Dalam pidatonya, Gus Yahya menjelaskan bahwa konsep Humanitarian Islam pertama kali diperkenalkan pada tahun 2017 di Pondok Pesantren Bahrul Ulum Tambakberas, Jombang.
“Sejak itu, kami terus melakukan upaya sosialisasi kepada berbagai kalangan di komunitas agama, lingkaran pembuat kebijakan, dan akademisi di seluruh dunia,” ujarnya.
Gus Yahya juga menegaskan bahwa Humanitarian Islam bukanlah konsep baru dalam ajaran Islam.
“Ini adalah pesan ilahi yang inheren dalam ajaran Rasulullah Muhammad SAW, sebagaimana firman Allah, wa maa arsalnaaka illa rahmatan lil ‘aalamiin,” jelasnya.
Lebih lanjut, ia menyatakan bahwa pengalaman Indonesia dalam mengelola keragaman sangat layak dibagikan dengan komunitas internasional.
“Humanitarian Islam merupakan wacana yang menemukan alurnya dari pengalaman Indonesia dalam menemukan jalan keluar dari berbagai perbedaan,” tegasnya.
Rektor Universitas Indonesia Prof Ari Kuncoro menyatakan bahwa filsafat antarbudaya yang berkembang di Indonesia dapat menjadi contoh bagi banyak negara dalam menampilkan Islam sebagai agama yang mampu menjadi solusi konflik di ranah global.
“Dengan filsafat antarbudaya, Indonesia dapat menunjukkan kepada dunia bahwa Islam bukanlah ancaman melainkan solusi bagi perdamaian dunia,” ujar Prof. Ari dalam sambutannya pada pembukaan Konferensi Internasional Humanitarian Islam di Balairung Universitas Indonesia, Depok, Selasa (5/11/2024).

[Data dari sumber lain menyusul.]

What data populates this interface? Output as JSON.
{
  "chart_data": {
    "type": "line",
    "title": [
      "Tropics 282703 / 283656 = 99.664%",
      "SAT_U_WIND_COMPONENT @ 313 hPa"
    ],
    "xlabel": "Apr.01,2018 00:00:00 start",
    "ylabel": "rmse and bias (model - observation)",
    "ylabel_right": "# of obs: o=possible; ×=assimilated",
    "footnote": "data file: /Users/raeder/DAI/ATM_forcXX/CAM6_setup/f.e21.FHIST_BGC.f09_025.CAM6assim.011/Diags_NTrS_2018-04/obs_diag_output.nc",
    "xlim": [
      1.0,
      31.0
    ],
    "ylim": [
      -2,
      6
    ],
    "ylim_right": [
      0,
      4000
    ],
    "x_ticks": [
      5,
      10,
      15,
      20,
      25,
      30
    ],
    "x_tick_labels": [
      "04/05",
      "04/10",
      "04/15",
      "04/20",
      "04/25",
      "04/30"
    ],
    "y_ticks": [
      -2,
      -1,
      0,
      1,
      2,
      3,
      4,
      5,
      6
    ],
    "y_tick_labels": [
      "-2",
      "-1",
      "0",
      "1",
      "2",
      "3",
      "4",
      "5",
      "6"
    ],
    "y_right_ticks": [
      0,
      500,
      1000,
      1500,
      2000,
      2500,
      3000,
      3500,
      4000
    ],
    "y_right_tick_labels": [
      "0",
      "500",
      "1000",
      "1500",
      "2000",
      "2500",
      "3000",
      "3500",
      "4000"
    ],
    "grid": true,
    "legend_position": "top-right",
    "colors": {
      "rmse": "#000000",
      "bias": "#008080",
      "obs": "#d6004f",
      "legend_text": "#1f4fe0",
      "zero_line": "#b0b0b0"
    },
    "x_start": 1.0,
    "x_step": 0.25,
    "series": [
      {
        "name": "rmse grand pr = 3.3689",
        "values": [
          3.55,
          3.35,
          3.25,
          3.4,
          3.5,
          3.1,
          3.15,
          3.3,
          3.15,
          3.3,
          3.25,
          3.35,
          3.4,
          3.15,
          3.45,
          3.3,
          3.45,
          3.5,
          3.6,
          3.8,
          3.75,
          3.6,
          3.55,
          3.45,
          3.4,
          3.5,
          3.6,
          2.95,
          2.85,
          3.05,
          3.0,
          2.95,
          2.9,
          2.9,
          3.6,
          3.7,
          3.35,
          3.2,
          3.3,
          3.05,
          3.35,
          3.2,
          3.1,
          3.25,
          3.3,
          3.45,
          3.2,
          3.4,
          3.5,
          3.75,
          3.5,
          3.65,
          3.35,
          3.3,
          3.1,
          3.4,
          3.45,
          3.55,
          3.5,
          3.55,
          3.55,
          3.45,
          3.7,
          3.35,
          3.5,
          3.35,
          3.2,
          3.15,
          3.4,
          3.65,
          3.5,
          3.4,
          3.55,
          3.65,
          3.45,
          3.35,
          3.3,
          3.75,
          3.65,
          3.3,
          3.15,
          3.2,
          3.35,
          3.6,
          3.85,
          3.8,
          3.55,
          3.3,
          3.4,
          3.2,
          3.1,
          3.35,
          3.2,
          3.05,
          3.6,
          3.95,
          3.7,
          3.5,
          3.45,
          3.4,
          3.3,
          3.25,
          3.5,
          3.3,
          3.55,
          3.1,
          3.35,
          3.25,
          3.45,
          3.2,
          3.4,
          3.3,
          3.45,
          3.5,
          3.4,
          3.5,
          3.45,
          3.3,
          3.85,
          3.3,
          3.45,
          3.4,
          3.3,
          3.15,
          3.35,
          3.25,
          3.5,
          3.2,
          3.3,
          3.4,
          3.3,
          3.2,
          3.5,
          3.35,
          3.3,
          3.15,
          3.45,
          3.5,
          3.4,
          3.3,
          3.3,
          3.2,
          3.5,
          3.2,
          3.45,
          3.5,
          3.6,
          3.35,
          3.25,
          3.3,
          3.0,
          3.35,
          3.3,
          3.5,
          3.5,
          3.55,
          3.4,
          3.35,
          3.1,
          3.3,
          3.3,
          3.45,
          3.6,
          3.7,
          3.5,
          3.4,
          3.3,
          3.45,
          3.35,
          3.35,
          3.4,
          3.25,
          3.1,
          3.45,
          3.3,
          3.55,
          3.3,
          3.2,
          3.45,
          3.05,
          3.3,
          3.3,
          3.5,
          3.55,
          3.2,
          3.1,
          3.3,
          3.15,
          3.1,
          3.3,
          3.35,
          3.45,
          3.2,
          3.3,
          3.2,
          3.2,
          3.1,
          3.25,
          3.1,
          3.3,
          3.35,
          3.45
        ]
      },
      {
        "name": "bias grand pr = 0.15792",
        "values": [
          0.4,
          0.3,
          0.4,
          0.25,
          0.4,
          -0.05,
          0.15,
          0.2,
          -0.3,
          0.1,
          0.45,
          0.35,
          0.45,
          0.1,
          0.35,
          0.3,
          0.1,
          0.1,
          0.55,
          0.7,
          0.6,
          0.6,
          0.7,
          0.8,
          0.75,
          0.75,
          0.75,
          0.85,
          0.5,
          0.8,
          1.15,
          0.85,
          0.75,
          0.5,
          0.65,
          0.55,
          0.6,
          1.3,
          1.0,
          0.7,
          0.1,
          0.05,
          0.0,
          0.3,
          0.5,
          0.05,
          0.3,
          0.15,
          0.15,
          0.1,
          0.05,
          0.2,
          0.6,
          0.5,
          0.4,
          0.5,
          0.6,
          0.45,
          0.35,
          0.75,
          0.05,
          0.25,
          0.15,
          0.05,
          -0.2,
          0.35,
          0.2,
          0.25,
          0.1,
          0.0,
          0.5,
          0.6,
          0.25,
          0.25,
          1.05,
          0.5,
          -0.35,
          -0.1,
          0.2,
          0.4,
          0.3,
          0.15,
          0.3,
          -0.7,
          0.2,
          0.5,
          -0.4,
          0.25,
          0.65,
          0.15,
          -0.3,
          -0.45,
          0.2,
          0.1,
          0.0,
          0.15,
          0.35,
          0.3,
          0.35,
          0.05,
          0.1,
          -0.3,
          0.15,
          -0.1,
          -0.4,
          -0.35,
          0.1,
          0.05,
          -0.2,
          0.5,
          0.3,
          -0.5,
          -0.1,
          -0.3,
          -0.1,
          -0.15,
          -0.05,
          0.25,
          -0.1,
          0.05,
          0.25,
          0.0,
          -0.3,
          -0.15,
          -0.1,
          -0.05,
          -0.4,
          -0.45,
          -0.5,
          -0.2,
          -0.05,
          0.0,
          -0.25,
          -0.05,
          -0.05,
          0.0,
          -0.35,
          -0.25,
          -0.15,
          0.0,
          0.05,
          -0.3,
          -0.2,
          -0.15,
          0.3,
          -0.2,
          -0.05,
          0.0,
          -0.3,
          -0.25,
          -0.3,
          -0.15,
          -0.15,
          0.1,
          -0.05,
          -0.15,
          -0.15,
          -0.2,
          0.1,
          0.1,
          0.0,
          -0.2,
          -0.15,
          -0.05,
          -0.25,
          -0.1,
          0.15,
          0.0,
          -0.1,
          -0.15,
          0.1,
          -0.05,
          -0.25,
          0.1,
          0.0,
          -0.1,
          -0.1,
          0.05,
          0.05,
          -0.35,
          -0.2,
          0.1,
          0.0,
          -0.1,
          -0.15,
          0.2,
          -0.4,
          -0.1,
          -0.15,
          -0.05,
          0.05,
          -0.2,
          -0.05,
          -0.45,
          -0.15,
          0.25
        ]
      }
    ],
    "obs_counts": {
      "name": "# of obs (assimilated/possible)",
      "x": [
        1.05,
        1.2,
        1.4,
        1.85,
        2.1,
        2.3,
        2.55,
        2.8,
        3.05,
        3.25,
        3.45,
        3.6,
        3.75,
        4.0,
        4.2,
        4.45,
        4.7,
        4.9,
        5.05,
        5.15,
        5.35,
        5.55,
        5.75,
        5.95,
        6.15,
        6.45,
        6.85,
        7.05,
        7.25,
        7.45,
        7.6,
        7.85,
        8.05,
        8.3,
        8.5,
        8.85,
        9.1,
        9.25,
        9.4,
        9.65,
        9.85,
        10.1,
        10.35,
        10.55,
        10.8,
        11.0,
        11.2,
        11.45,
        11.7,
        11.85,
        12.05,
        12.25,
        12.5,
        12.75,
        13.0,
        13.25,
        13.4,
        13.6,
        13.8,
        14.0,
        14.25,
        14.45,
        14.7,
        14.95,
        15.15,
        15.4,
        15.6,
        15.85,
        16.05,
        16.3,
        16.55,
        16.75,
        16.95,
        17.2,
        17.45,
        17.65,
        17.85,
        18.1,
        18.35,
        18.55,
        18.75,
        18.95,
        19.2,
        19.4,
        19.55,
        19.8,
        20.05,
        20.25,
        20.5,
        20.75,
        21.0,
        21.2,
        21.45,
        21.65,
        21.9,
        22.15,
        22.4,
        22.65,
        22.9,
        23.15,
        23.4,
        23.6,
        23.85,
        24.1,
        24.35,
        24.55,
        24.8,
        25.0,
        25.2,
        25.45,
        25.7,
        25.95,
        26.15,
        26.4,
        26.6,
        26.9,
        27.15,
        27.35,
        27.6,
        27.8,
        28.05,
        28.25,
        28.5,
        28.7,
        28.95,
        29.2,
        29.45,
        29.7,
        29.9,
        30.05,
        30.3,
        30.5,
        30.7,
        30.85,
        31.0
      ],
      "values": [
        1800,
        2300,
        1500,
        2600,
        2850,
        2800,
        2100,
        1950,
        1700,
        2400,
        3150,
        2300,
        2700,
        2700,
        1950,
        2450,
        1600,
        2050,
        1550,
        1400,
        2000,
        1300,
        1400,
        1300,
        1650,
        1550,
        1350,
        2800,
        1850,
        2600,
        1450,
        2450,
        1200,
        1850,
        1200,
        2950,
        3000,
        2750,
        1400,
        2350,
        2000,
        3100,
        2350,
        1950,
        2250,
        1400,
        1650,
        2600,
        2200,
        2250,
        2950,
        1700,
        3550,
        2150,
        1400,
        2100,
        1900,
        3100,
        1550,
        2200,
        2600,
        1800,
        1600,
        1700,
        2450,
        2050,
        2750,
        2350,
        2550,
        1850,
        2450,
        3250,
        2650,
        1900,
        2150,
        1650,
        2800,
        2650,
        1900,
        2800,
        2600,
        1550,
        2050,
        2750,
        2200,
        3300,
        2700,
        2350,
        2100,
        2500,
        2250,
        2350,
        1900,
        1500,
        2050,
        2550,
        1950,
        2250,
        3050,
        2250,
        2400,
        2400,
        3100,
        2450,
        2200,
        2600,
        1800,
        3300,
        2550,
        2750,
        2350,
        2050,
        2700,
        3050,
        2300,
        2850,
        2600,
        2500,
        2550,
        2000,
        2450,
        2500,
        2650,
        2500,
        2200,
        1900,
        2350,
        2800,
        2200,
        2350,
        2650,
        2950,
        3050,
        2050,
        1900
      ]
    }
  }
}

Prof Ari juga menjelaskan bahwa perkembangan Islam di Indonesia melalui filsafat antarbudaya yang diterapkan oleh Wali Songo telah berhasil menjaga persatuan dalam keberagaman di Indonesia.
“Filsafat antarbudaya berusaha memahami dan menghargai pandangan serta nilai-nilai yang dimiliki oleh berbagai budaya yang berbeda,” ujarnya.
Pembukaan konferensi ini dihadiri oleh Sekretaris Liga Muslim Dunia (MWL) Asia Tenggara, Abdurrahman Al-Khayyat, beberapa perwakilan duta besar negara sahabat, serta sejumlah menteri, termasuk Menteri Agama RI KH Nasaruddin Umar, Mendiktisaintek Satryo Soemantri Brodjonegoro, Menteri Luar Negeri Sugiono, Menteri BP2MI Abdul Kadir Karding, Menteri Sosial Saifullah Yusuf, Menteri Pemberdayaan Perempuan Arifatul Choiri Fauzi, dan beberapa pejabat serta akademisi lainnya.
Setelah acara pembukaan, para peserta konferensi internasional melanjutkan kegiatan dengan pertemuan terbatas di Hotel Grand Hyatt, Jakarta Pusat.